I've largely lost my ability to wind down and relax over the past two or three years or so.
That would be all. Carry on.
Are you just anxious all the time, or what's the problem?
As for my bitching, I can't hold conversations very well in real life, I always seem to have the last word in conversations... And knowing that I am a bad conversation partner, I have learned to stay quiet... But then, that also causes awkwardness because then people think I don't care for them. Societal game is tough.
It's being too busy all the time. Hell, it took me ages even to get back to you on this, and my original post was so short because I didn't have the time to write a more detailed one.
We recently moved house, and while it doesn't need a lot of work, there are a few things I need to take care of around here. One of our cats died a few months ago and we got two new ones to keep the survivor company, but of course it takes time until everyone's used to each other. I've got a full-time job to take care of nine to five, plus some entrepreneur work for evenings (and it's the hot season for the field, so I can't afford not to work).

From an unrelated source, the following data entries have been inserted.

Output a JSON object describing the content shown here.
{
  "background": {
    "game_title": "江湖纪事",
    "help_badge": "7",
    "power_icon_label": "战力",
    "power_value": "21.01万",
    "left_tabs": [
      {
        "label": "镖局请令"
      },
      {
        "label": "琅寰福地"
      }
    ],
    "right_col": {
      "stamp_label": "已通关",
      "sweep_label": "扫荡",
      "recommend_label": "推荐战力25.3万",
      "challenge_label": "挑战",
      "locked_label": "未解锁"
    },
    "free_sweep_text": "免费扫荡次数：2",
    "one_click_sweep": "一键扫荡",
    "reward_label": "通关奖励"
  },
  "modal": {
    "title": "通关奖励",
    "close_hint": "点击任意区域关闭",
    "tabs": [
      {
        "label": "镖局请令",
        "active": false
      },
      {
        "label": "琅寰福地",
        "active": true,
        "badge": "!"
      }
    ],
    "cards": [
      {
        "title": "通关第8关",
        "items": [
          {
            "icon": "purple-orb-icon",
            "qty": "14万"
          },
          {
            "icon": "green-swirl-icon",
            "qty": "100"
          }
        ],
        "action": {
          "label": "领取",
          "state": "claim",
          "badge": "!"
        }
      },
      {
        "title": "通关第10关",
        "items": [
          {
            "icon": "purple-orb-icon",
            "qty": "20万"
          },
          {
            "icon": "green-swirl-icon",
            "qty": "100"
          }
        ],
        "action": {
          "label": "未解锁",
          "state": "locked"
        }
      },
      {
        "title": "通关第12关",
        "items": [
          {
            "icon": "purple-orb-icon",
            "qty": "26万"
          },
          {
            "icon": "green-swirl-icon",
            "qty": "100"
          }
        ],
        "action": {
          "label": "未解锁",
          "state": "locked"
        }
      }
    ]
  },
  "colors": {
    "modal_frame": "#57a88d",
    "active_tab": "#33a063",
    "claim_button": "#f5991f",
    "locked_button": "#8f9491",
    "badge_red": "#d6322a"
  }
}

Our son is close to being born, so my wife's unable to much around the house and does less work than usual - which is completely alright, of course, but indirectly ups the pressure on me. I pretty much get up and start doing things at 7:30 and hardly stop at all until it's time to go to bed after midnight. It would be nice to read a book, play a game or just go for a run or something, but I can't seem to find the time anywhere and don't really have the energy anyway because I sleep and eat so poorly.
Having said that, things are a hell of a lot better than they were a year, two years and even three years ago. I know the kid's going to be one more thing to sink my limited time into, but I reckon it's still going to be easier once he's out since we'll be able to share workloads again, we'll pass the peak of Mt. Work, the cats will be better used to each other and the house has to be ready by then.